Distraído mirando a su alrededor, tropezó con una raíz. Su cara dio de lleno en un charco. Por un segundo quedó inmóvil. Un niño lo observaba desde la superficie del agua.

De lejos se escuchó la voz de la señora amable: “¡Hijo! ¿Estás bien?”

America Bonita (5)

Quinta Parte

Si el relato de esta noche parece eterno, es porque lo fue. A la noche, la siguió la madrugada que entremezclada con la mañana, fueron difíciles de atravesar.

A las 4am pasaba el primer “bus” que me llevaba a la frontera. Entre perros vagabundos esperé paciente en un banco de plaza que así fuera. Y cumplió: 4,05.

“No hay lugar!”- gritó enérgico el chofer. El próximo en media hora. Volví al banco con los perros, a esta altura, amigos.

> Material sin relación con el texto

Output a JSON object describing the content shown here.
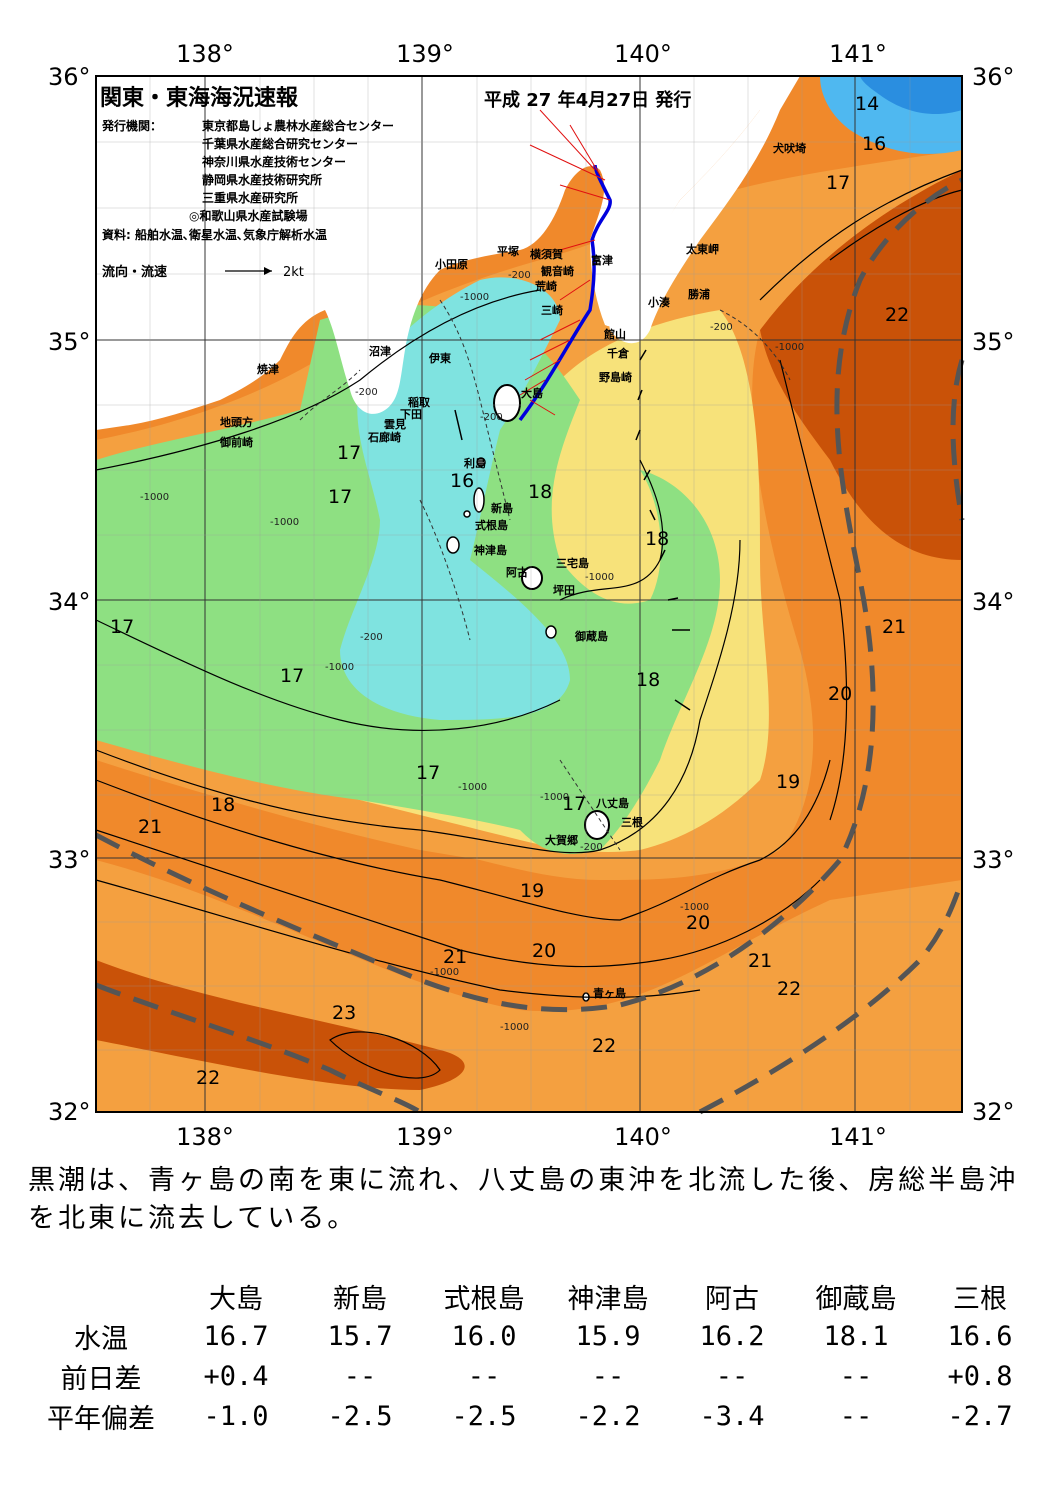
{
  "map": {
    "title": "関東・東海海況速報",
    "date": "平成 27 年4月27日 発行",
    "issuer_label": "発行機関：",
    "issuers": [
      "東京都島しょ農林水産総合センター",
      "千葉県水産総合研究センター",
      "神奈川県水産技術センター",
      "静岡県水産技術研究所",
      "三重県水産研究所",
      "◎和歌山県水産試験場"
    ],
    "source": "資料: 船舶水温､衛星水温､気象庁解析水温",
    "legend_label": "流向・流速",
    "legend_unit": "2kt",
    "lon_labels": [
      "138°",
      "139°",
      "140°",
      "141°"
    ],
    "lat_labels": [
      "36°",
      "35°",
      "34°",
      "33°",
      "32°"
    ],
    "places": [
      "犬吠埼",
      "太東岬",
      "勝浦",
      "小湊",
      "館山",
      "千倉",
      "野島崎",
      "富津",
      "横須賀",
      "観音崎",
      "荒崎",
      "三崎",
      "平塚",
      "小田原",
      "沼津",
      "伊東",
      "焼津",
      "稲取",
      "下田",
      "雲見",
      "石廊崎",
      "地頭方",
      "御前崎",
      "大島",
      "利島",
      "新島",
      "式根島",
      "神津島",
      "三宅島",
      "阿古",
      "坪田",
      "御蔵島",
      "八丈島",
      "三根",
      "大賀郷",
      "青ヶ島"
    ],
    "isotherm_labels": [
      "14",
      "16",
      "17",
      "22",
      "17",
      "17",
      "16",
      "18",
      "18",
      "17",
      "21",
      "17",
      "18",
      "20",
      "19",
      "17",
      "18",
      "21",
      "17",
      "19",
      "20",
      "20",
      "21",
      "21",
      "22",
      "23",
      "22",
      "22"
    ],
    "depth_labels": [
      "-200",
      "-1000"
    ]
  },
  "summary": "黒潮は、青ヶ島の南を東に流れ、八丈島の東沖を北流した後、房総半島沖を北東に流去している。",
  "table": {
    "columns": [
      "大島",
      "新島",
      "式根島",
      "神津島",
      "阿古",
      "御蔵島",
      "三根"
    ],
    "rows": [
      {
        "label": "水温",
        "values": [
          "16.7",
          "15.7",
          "16.0",
          "15.9",
          "16.2",
          "18.1",
          "16.6"
        ]
      },
      {
        "label": "前日差",
        "values": [
          "+0.4",
          "--",
          "--",
          "--",
          "--",
          "--",
          "+0.8"
        ]
      },
      {
        "label": "平年偏差",
        "values": [
          "-1.0",
          "-2.5",
          "-2.5",
          "-2.2",
          "-3.4",
          "--",
          "-2.7"
        ]
      }
    ]
  },
  "colors": {
    "warm": "#e8741c",
    "hot": "#c95208",
    "orange": "#f4a040",
    "yellow": "#f7e27a",
    "green": "#8ee082",
    "cyan": "#7fe3e0",
    "blue": "#4fb8f0",
    "land": "#ffffff",
    "kuroshio": "#555555",
    "track": "#0000dd"
  }
}
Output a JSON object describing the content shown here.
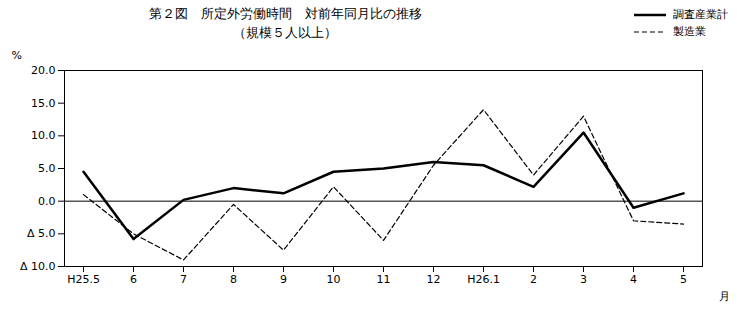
{
  "chart_data": {
    "type": "line",
    "title": "第２図　所定外労働時間　対前年同月比の推移",
    "subtitle": "（規模５人以上）",
    "x_label": "月",
    "y_label": "%",
    "categories": [
      "H25.5",
      "6",
      "7",
      "8",
      "9",
      "10",
      "11",
      "12",
      "H26.1",
      "2",
      "3",
      "4",
      "5"
    ],
    "series": [
      {
        "name": "調査産業計",
        "color": "#000000",
        "line_style": "solid",
        "values": [
          4.5,
          -5.8,
          0.2,
          2.0,
          1.2,
          4.5,
          5.0,
          6.0,
          5.5,
          2.2,
          10.5,
          -1.0,
          1.2
        ]
      },
      {
        "name": "製造業",
        "color": "#000000",
        "line_style": "dashed",
        "values": [
          1.0,
          -5.0,
          -9.0,
          -0.5,
          -7.5,
          2.2,
          -6.0,
          5.5,
          14.0,
          4.0,
          13.0,
          -3.0,
          -3.5
        ]
      }
    ],
    "ylim": [
      -10.0,
      20.0
    ],
    "yticks": [
      {
        "value": -10.0,
        "label": "Δ 10.0"
      },
      {
        "value": -5.0,
        "label": "Δ 5.0"
      },
      {
        "value": 0.0,
        "label": "0.0"
      },
      {
        "value": 5.0,
        "label": "5.0"
      },
      {
        "value": 10.0,
        "label": "10.0"
      },
      {
        "value": 15.0,
        "label": "15.0"
      },
      {
        "value": 20.0,
        "label": "20.0"
      }
    ],
    "grid": false,
    "legend": "upper right"
  }
}
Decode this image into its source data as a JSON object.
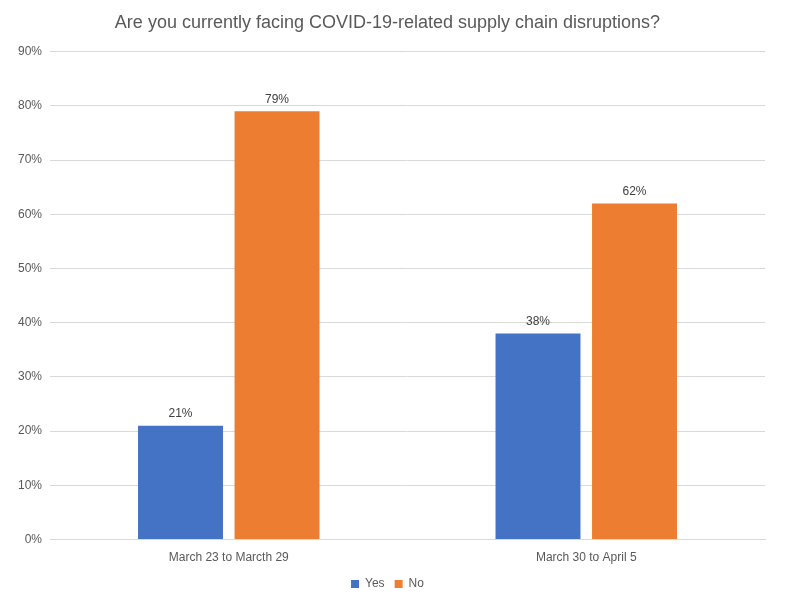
{
  "chart_data": {
    "type": "bar",
    "title": "Are you currently facing COVID-19-related supply chain disruptions?",
    "categories": [
      "March 23 to Marcth 29",
      "March 30 to April 5"
    ],
    "series": [
      {
        "name": "Yes",
        "color": "#4472c4",
        "values": [
          21,
          38
        ],
        "value_labels": [
          "21%",
          "38%"
        ]
      },
      {
        "name": "No",
        "color": "#ed7d31",
        "values": [
          79,
          62
        ],
        "value_labels": [
          "79%",
          "62%"
        ]
      }
    ],
    "ylim": [
      0,
      90
    ],
    "yticks": [
      {
        "value": 0,
        "label": "0%"
      },
      {
        "value": 10,
        "label": "10%"
      },
      {
        "value": 20,
        "label": "20%"
      },
      {
        "value": 30,
        "label": "30%"
      },
      {
        "value": 40,
        "label": "40%"
      },
      {
        "value": 50,
        "label": "50%"
      },
      {
        "value": 60,
        "label": "60%"
      },
      {
        "value": 70,
        "label": "70%"
      },
      {
        "value": 80,
        "label": "80%"
      },
      {
        "value": 90,
        "label": "90%"
      }
    ],
    "grid": true,
    "legend": "bottom",
    "data_labels": true
  }
}
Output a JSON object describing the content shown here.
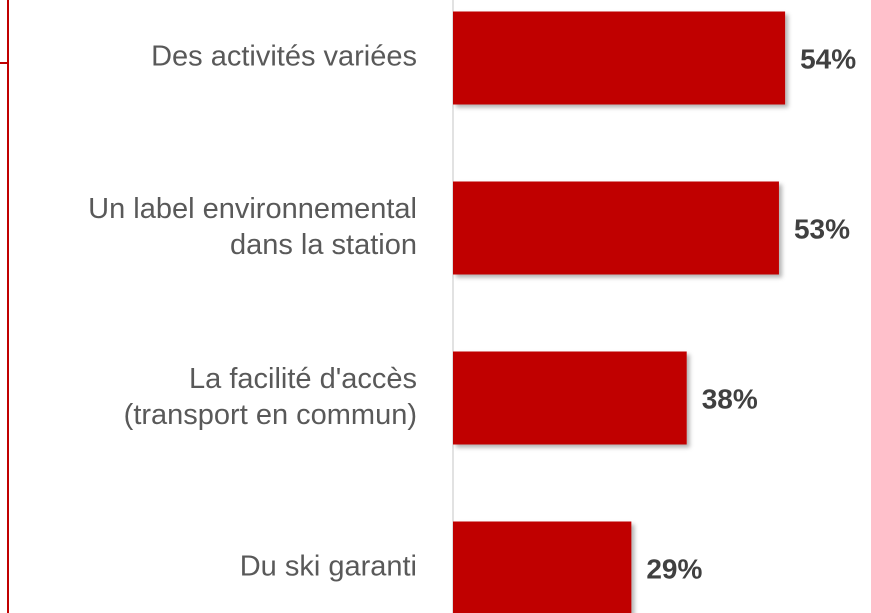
{
  "chart_data": {
    "type": "bar",
    "orientation": "horizontal",
    "categories": [
      "Des activités variées",
      "Un label environnemental\ndans la station",
      "La facilité d'accès\n(transport en commun)",
      "Du ski garanti"
    ],
    "values": [
      54,
      53,
      38,
      29
    ],
    "value_labels": [
      "54%",
      "53%",
      "38%",
      "29%"
    ],
    "color": "#c00000"
  }
}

No voy a detallar cómo fue que a las 11am, seguía aún sentada en ese banco. Pero sí, que con el pasar de los “buses” (uno cada 15/30 minutos) me fui dando cuenta de que el “no hay lugar”, seguido de dejar la puerta entre-abierta e irse por largo rato, era la manera de los choferes de lavarse las manos de que se llenaran pasillos, cajuelas, guarda-equipajes, etc., con gente. Hasta el destino final, claro está, donde al que bajaba sin boleto “oficial” se le cobraba una módica suma (equivalente al valor de viajar con asiento y espacio para respirar) por el “favor” de hacer la vista gorda.

Conciente de la situación, supe que la única manera de subirme era haciendo uso de la fuerza física. Pero contra quién? Contra viejecitos cargados hasta los dientes? Contra señoras con sus hijos a cuestas en la espalda? A quién iba a decidir golpear, empujar y maltratar para poder llegar a mi destino?

Decidí que no iba a poder hacerlo. Luego de muchos intentos frustrados, la única salida que encontré fue el llanto. La escena no es agradable. Niña bien sentada en un parador de colectivos, vendedores ambulantes por doquier, perros vagabundos, mochila al hombro, basura.

Un joven con el que había entablado una conversación muy amable pero con varias interrupciones (cada vez que venía un colectivo, corríamos los dos desesperados, por unos minutos olvidábamos la cordialidad y como lobos feroces detrás de una presa, nos disputábamos la salida con vida de la situación), oriundo de esas tierras, me aconsejó que no dejara pasar el próximo a las 14hs (sí estuve 10hs tratando de subirme a un colectivo), era el último del día. Supuse que el llanto, que nunca me ha servido de mucho, en esta ocasión tampoco lo haría. Me saqué el abrigo, me arremangué, y esperé alerta.

Cuando finalmente abrió sus puertas, el ritual se repitió. “No hay lugar”, puerta entre-abierta, chofer ausente, empujones. Pero del cielo (o al menos así lo creí) alguien me tendió una mano. Un argentino, desde la ventana del bondi me agarró la mochila y me dijo: “ahora, entrá!”. No sé cuántas vidas dejé en el camino, pero lo logré.

Mi ángel de la guarda me había reservado un lugar junto a él de privilegio. Nuestras localidades se ubicaban en el pasillo, entre los asientos 4-5 y 6-7. Al subir, una mirada bastó para comprender por lo que había pasado. Tendió un papel de diario en el piso y me invitó a descansar.

Abrazada a mi mochila, dormí mejor que en varios días. Ya estaba en camino a casa.